Taxation of Distributions—Certain U.S. shareholders may be ineligible for favorable U.S. federal income tax treatment on
distributions on our common shares.
Because we did not have any current or accumulated earnings and profits for U.S. federal income tax purposes for our taxable year ended
June 27, 2003, distributions on our common shares during this period were treated as a return of capital rather than dividend income for U.S.
federal income tax purposes. There can be no assurance, however, that we will not have current or accumulated earnings and profits for U.S.
federal income tax purposes in future years. To the extent that we have current or accumulated earnings and profits for U.S. federal income tax
purposes, distributions on our common shares will not be treated as a return of capital distribution and will be treated as dividend income.
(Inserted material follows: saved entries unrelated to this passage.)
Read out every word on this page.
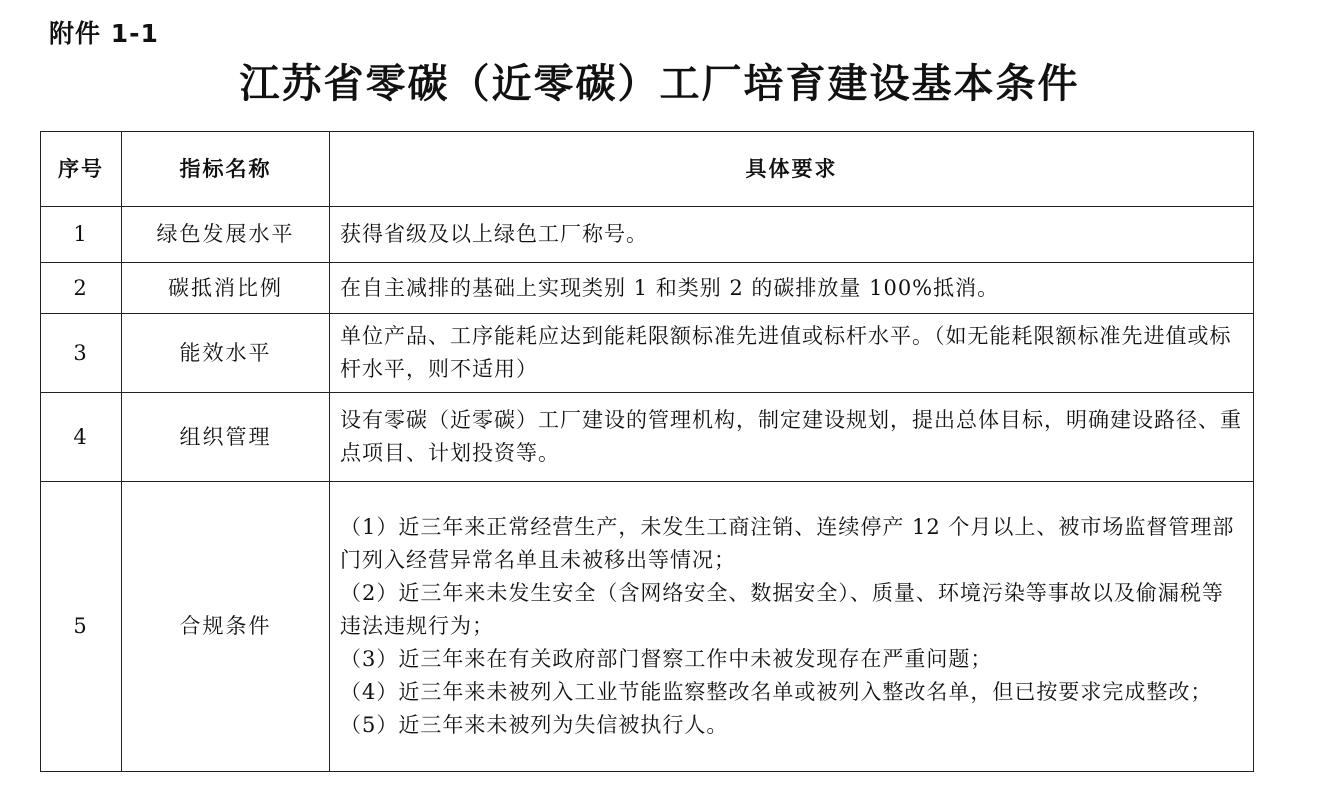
附件 1-1
江苏省零碳（近零碳）工厂培育建设基本条件
序号	指标名称	具体要求
1	绿色发展水平	获得省级及以上绿色工厂称号。

2	碳抵消比例	在自主减排的基础上实现类别 1 和类别 2 的碳排放量 100%抵消。

3	能效水平	单位产品、工序能耗应达到能耗限额标准先进值或标杆水平。（如无能耗限额标准先进值或标杆水平，则不适用）

4	组织管理	设有零碳（近零碳）工厂建设的管理机构，制定建设规划，提出总体目标，明确建设路径、重点项目、计划投资等。

5	合规条件	（1）近三年来正常经营生产，未发生工商注销、连续停产 12 个月以上、被市场监督管理部门列入经营异常名单且未被移出等情况；
（2）近三年来未发生安全（含网络安全、数据安全）、质量、环境污染等事故以及偷漏税等违法违规行为；
（3）近三年来在有关政府部门督察工作中未被发现存在严重问题；
（4）近三年来未被列入工业节能监察整改名单或被列入整改名单，但已按要求完成整改；
（5）近三年来未被列为失信被执行人。
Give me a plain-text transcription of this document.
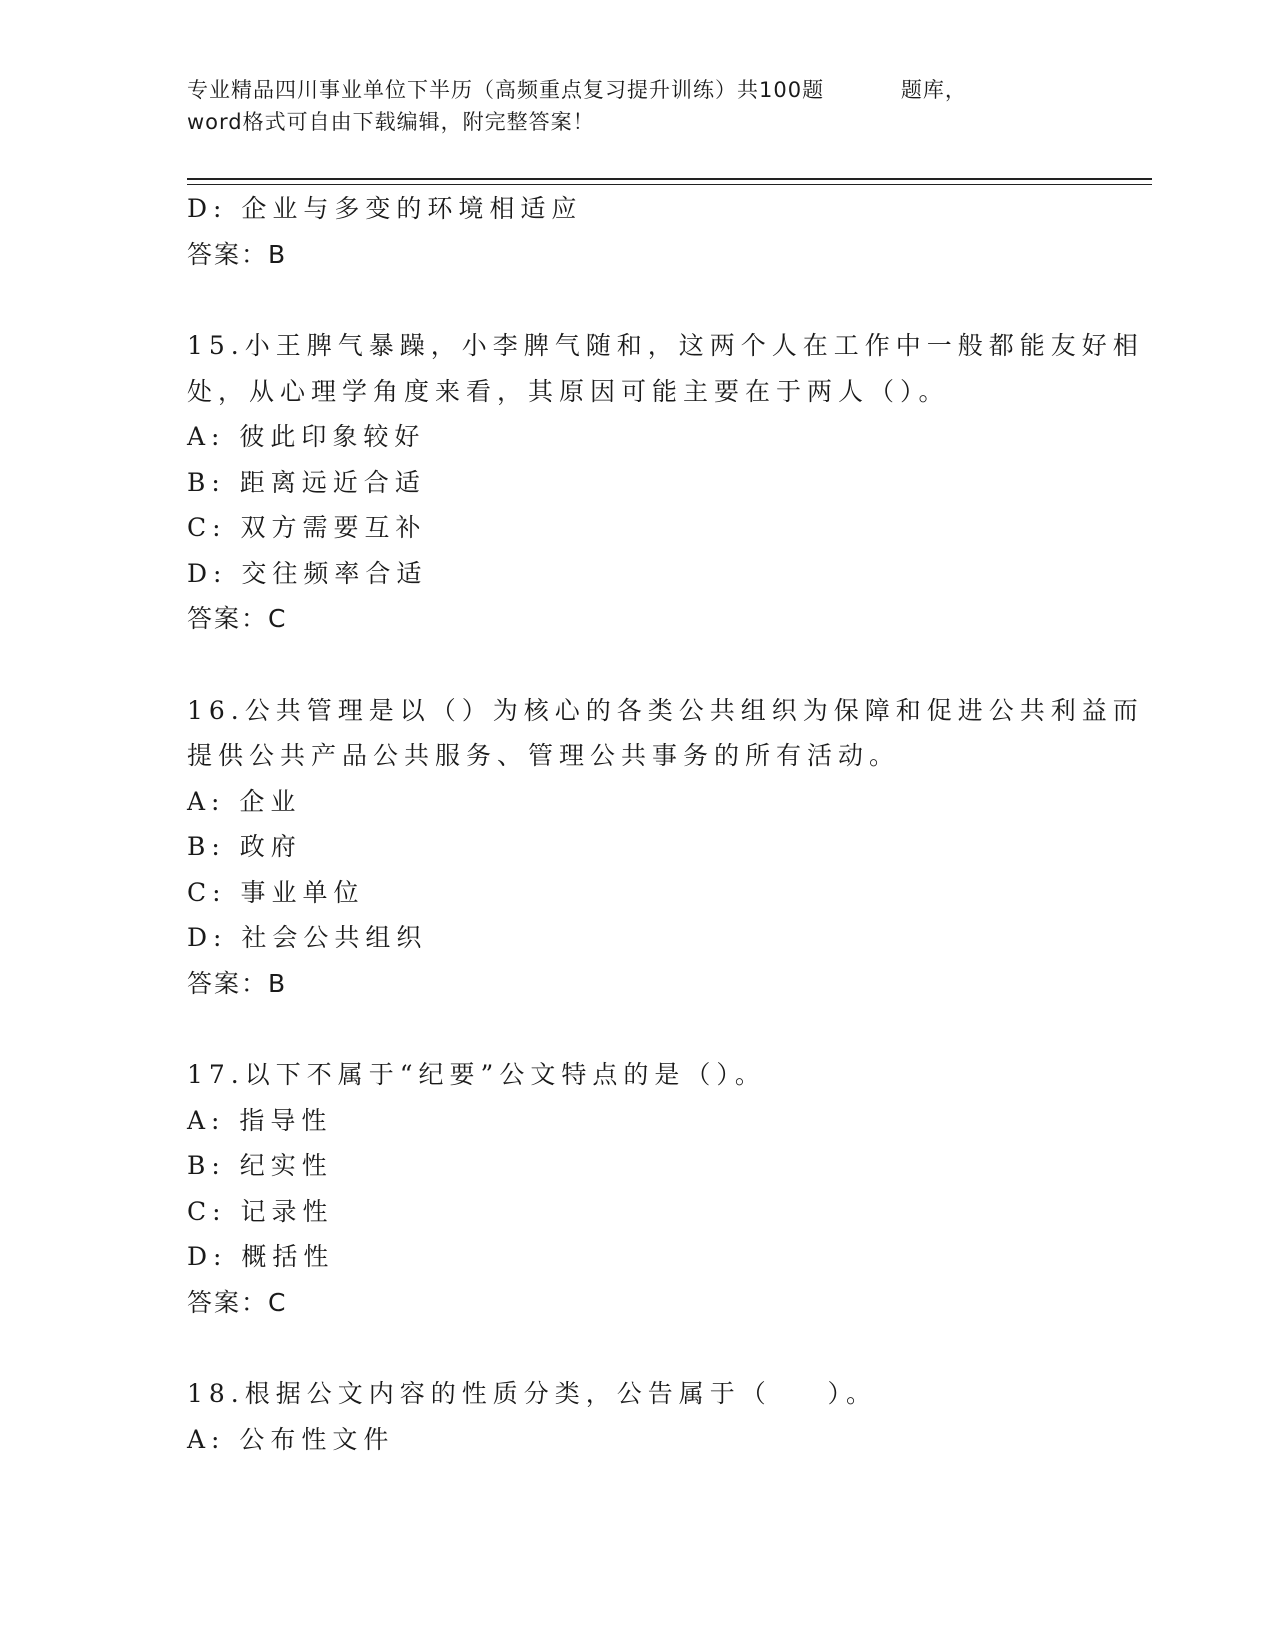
专业精品四川事业单位下半历（高频重点复习提升训练）共100题          题库，
word格式可自由下载编辑，附完整答案！
D: 企业与多变的环境相适应
答案：B
15.小王脾气暴躁，小李脾气随和，这两个人在工作中一般都能友好相
处，从心理学角度来看，其原因可能主要在于两人（）。
A: 彼此印象较好
B: 距离远近合适
C: 双方需要互补
D: 交往频率合适
答案：C
16.公共管理是以（）为核心的各类公共组织为保障和促进公共利益而
提供公共产品公共服务、管理公共事务的所有活动。
A: 企业
B: 政府
C: 事业单位
D: 社会公共组织
答案：B
17.以下不属于“纪要”公文特点的是（）。
A: 指导性
B: 纪实性
C: 记录性
D: 概括性
答案：C
18.根据公文内容的性质分类，公告属于（    ）。
A: 公布性文件
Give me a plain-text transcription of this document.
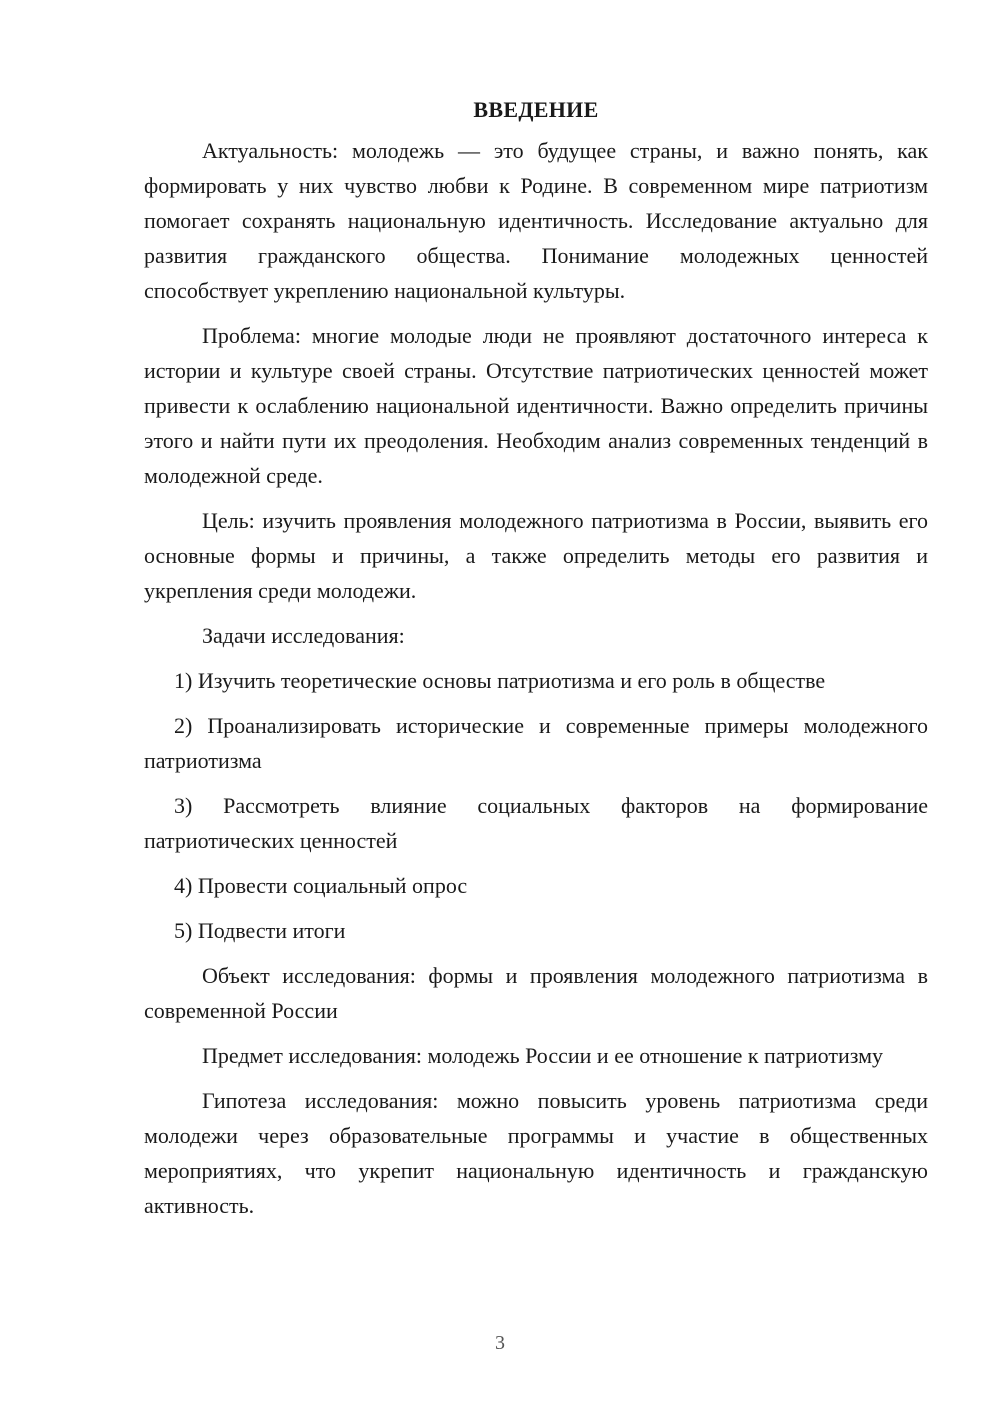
ВВЕДЕНИЕ

Актуальность: молодежь — это будущее страны, и важно понять, как формировать у них чувство любви к Родине. В современном мире патриотизм помогает сохранять национальную идентичность. Исследование актуально для развития гражданского общества. Понимание молодежных ценностей способствует укреплению национальной культуры.

Проблема: многие молодые люди не проявляют достаточного интереса к истории и культуре своей страны. Отсутствие патриотических ценностей может привести к ослаблению национальной идентичности. Важно определить причины этого и найти пути их преодоления. Необходим анализ современных тенденций в молодежной среде.

Цель: изучить проявления молодежного патриотизма в России, выявить его основные формы и причины, а также определить методы его развития и укрепления среди молодежи.

Задачи исследования:

1) Изучить теоретические основы патриотизма и его роль в обществе

2) Проанализировать исторические и современные примеры молодежного патриотизма

3) Рассмотреть влияние социальных факторов на формирование патриотических ценностей

4) Провести социальный опрос

5) Подвести итоги

Объект исследования: формы и проявления молодежного патриотизма в современной России

Предмет исследования: молодежь России и ее отношение к патриотизму

Гипотеза исследования: можно повысить уровень патриотизма среди молодежи через образовательные программы и участие в общественных мероприятиях, что укрепит национальную идентичность и гражданскую активность.

3
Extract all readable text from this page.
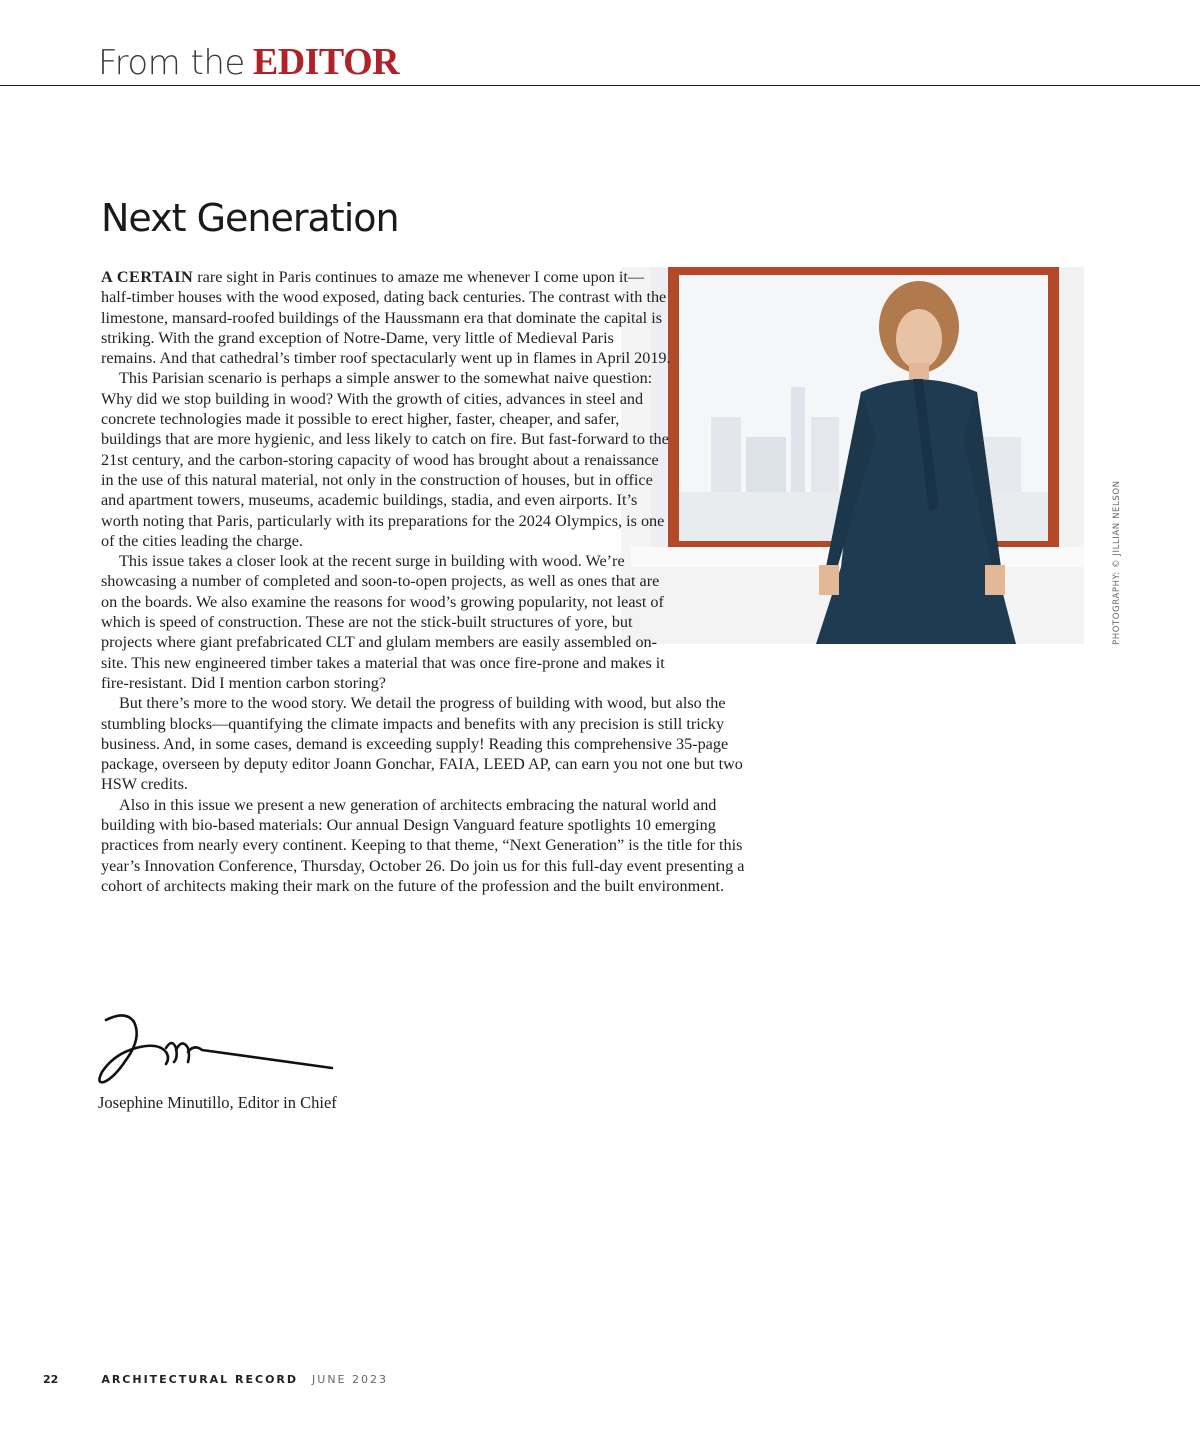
From the EDITOR
Next Generation
PHOTOGRAPHY: © JILLIAN NELSON

A CERTAIN rare sight in Paris continues to amaze me whenever I come upon it—half-timber houses with the wood exposed, dating back centuries. The contrast with the limestone, mansard-roofed buildings of the Haussmann era that dominate the capital is striking. With the grand exception of Notre-Dame, very little of Medieval Paris remains. And that cathedral’s timber roof spectacularly went up in flames in April 2019.

This Parisian scenario is perhaps a simple answer to the somewhat naive question: Why did we stop building in wood? With the growth of cities, advances in steel and concrete technologies made it possible to erect higher, faster, cheaper, and safer, buildings that are more hygienic, and less likely to catch on fire. But fast-forward to the 21st century, and the carbon-storing capacity of wood has brought about a renaissance in the use of this natural material, not only in the construction of houses, but in office and apartment towers, museums, academic buildings, stadia, and even airports. It’s worth noting that Paris, particularly with its preparations for the 2024 Olympics, is one of the cities leading the charge.

This issue takes a closer look at the recent surge in building with wood. We’re showcasing a number of completed and soon-to-open projects, as well as ones that are on the boards. We also examine the reasons for wood’s growing popularity, not least of which is speed of construction. These are not the stick-built structures of yore, but projects where giant prefabricated CLT and glulam members are easily assembled on-site. This new engineered timber takes a material that was once fire-prone and makes it fire-resistant. Did I mention carbon storing?

But there’s more to the wood story. We detail the progress of building with wood, but also the stumbling blocks—quantifying the climate impacts and benefits with any precision is still tricky business. And, in some cases, demand is exceeding supply! Reading this comprehensive 35-page package, overseen by deputy editor Joann Gonchar, FAIA, LEED AP, can earn you not one but two HSW credits.

Also in this issue we present a new generation of architects embracing the natural world and building with bio-based materials: Our annual Design Vanguard feature spotlights 10 emerging practices from nearly every continent. Keeping to that theme, “Next Generation” is the title for this year’s Innovation Conference, Thursday, October 26. Do join us for this full-day event presenting a cohort of architects making their mark on the future of the profession and the built environment.

Josephine Minutillo, Editor in Chief
22	ARCHITECTURAL RECORD JUNE 2023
Furthermore, we currently believe that we are a foreign personal holding company for U.S. federal income tax purposes. Under recent
U.S. federal income tax legislation, U.S. shareholders who are individuals will not be eligible for reduced rates of taxation applicable to certain
dividend income (currently a maximum rate of 15%) on distributions on our common shares if we qualify as a foreign personal holding
company in the year in which such distributions were made or in the preceding taxable year. As a result, if distributions on our common shares
are treated as dividend income because we have current or accumulated earnings and profits in the taxable year in which such distributions are
made, U.S. shareholders who are individuals may not qualify for favorable U.S. federal income tax treatment under the new legislation.